U.S. Educational Grading System is Hindering Innovation and Progress
Quite fascinating study highlighted by NYTimes (NYSE:NYT) Economix on the rampant grade inflation in the USA the past 50 years or so. A huge amount of ‘C’s’ have migrated to ‘A’s’. The reasons for this are subjective but the implications are quite obvious.
- We’ve written before about some of the work of Stuart Rojstaczer and Christopher Healy, grade inflation chroniclers extraordinaire. They have put together a new, comprehensive study of college grading over the decades, and let me tell you, it is a doozy.
- The researchers collected historical data on letter grades awarded by more than 200 four-year colleges and universities. Their analysis (published in the Teachers College Record) confirm that the share of A grades awarded has skyrocketed over the years. Take a look at the red line in the chart below, which refers to the share of grades given that are A’s:
- Most recently, about 43 percent of all letter grades given were A’s, an increase of 28 percentage points since 1960 and 12 percentage points since 1988. The distribution of B’s has stayed relatively constant; the growing share of A’s instead comes at the expense of a shrinking share of C’s, D’s and F’s. In fact, only about 10 percent of grades awarded are D’s and F’s.
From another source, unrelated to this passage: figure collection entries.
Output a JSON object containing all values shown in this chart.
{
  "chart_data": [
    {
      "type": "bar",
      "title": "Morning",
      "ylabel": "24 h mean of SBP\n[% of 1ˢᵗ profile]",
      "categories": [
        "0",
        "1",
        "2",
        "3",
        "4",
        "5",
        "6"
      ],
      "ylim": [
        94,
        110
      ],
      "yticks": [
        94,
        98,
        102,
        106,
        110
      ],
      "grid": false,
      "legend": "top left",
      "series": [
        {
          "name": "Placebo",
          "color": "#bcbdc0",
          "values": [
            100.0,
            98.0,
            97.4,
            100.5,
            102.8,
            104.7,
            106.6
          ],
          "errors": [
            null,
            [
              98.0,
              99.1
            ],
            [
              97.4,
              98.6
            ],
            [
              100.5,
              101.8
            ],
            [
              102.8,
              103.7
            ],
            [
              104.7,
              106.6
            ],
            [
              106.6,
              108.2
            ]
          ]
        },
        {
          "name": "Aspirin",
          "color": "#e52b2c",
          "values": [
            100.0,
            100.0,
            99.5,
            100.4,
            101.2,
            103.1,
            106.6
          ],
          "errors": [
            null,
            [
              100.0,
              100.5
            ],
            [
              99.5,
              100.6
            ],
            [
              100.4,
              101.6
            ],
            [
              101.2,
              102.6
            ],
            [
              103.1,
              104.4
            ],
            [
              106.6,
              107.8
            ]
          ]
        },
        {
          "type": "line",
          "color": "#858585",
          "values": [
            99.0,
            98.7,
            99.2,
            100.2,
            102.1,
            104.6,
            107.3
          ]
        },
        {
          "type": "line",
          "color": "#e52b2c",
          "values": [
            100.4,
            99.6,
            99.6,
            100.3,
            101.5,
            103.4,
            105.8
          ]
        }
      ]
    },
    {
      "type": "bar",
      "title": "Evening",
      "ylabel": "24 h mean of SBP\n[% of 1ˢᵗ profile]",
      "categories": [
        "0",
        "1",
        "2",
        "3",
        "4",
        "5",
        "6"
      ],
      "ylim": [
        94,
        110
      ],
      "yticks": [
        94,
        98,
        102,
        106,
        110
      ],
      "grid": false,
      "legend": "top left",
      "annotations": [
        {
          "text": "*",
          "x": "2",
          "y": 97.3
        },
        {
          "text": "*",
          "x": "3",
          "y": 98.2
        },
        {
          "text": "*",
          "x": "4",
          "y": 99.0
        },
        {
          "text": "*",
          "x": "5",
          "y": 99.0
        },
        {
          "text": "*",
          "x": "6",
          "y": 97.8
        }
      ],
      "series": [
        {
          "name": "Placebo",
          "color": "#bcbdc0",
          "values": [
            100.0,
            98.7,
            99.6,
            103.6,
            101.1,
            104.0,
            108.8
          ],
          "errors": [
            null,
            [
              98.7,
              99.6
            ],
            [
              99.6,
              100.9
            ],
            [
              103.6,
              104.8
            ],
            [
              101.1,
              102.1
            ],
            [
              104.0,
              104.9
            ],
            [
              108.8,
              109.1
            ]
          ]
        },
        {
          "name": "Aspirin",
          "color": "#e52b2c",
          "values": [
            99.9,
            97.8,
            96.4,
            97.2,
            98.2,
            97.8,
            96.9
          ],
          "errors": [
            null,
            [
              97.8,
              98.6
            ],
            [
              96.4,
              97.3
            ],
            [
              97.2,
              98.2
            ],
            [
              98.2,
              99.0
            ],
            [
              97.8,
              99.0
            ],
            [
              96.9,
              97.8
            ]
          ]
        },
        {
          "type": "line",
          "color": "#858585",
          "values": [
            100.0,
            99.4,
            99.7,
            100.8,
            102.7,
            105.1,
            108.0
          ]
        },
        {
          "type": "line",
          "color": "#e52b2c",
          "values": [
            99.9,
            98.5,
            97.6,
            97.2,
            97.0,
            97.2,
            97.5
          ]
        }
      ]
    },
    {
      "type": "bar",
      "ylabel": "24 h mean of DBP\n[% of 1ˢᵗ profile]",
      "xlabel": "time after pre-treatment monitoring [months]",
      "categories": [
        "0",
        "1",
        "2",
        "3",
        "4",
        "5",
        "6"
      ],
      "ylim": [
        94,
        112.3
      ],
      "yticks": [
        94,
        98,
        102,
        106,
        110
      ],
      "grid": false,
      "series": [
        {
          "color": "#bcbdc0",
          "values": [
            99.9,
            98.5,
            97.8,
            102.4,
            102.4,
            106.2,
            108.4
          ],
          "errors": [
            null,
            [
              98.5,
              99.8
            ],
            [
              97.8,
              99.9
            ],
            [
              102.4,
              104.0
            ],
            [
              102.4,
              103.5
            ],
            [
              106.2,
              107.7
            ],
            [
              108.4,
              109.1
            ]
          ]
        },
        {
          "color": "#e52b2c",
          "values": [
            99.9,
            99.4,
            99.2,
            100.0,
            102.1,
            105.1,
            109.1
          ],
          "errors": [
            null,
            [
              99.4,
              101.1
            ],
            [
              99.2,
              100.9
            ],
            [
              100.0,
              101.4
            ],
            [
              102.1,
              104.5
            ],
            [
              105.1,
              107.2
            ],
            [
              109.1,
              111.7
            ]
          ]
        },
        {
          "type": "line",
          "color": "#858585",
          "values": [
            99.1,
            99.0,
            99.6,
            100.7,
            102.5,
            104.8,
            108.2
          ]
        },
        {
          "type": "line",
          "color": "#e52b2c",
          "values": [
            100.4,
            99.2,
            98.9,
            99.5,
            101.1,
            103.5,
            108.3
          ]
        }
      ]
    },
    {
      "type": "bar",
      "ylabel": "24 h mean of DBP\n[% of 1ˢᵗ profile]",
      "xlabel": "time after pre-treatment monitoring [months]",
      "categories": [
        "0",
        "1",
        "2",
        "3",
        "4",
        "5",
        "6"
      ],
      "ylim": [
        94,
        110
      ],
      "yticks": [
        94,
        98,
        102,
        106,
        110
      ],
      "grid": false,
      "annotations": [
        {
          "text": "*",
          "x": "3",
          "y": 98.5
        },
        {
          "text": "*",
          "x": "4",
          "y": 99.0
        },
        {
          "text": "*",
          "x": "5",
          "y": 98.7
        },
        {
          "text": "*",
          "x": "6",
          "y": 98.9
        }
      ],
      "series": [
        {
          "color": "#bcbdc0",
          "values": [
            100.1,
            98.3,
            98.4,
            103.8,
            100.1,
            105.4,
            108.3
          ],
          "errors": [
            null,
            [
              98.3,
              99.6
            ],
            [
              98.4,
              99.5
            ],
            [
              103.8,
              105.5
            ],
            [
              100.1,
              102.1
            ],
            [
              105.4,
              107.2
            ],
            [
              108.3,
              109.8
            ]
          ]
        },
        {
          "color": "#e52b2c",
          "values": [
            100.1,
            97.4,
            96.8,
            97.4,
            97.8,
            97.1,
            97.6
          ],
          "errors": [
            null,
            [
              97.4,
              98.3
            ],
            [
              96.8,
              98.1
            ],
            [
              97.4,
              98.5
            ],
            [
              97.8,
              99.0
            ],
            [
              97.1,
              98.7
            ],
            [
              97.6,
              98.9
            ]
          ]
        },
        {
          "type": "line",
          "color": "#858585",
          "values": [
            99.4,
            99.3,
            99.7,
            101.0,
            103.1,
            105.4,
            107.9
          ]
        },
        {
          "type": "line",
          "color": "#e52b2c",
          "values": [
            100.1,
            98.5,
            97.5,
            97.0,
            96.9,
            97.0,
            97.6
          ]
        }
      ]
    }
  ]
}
- As we have written before, private colleges and universities are by far the biggest offenders on grade inflation, even when you compare private schools to equally selective public schools. Here’s another chart showing the grading curves for public versus private schools in the years 1960, 1980 and 2007:
- As you can see, public and private school grading curves started out as relatively similar, and gradually pulled further apart. Both types of institutions made their curves easier over time, but private schools made their grades much easier.
- By the end of the last decade, A’s and B’s represented 73 percent of all grades awarded at public schools, and 86 percent of all grades awarded at private schools, according to the database compiled by Mr. Rojstaczer and Mr. Healy. (Mr. Rojstaczer is a former Duke geophysics professor, and Mr. Healy is a computer science professor at Furman University.)
- Southern schools have also been less generous with their grading than institutions in other geographic regions, and schools that focus on science and engineering tend to be stingier with their A’s than liberal arts schools of equal selectivity.
What accounts for the higher G.P.A.’s over the last few decades?
- The authors don’t attribute steep grade inflation to higher-quality or harder-working students. In fact, one recent study found that students spend significantly less time studying today than they did in the past.
- Rather, the researchers argue that grade inflation began picking in the 1960s and 1970s probably because professors were reluctant to give students D’s and F’s. After all, poor grades could land young men in Vietnam.
- They then attribute the rapid rise in grade inflation in the last couple of decades to a more “consumer-based approach” to education, which they say “has created both external and internal incentives for the faculty to grade more generously.” More generous grading can produce better instructor reviews, for example, and can help students be more competitive candidates for graduate schools and the job market.
- The authors argue that grading standards may become even looser in the coming years, making it increasingly more difficult for graduate schools and employers to distinguish between excellent, good and mediocre students.
- More disturbing, they argue, are the potential effects on educational outcomes. “When college students perceive that the average grade in a class will be an A, they do not try to excel,” they write. “It is likely that the decline in student study hours, student engagement, and literacy are partly the result of diminished academic expectations.”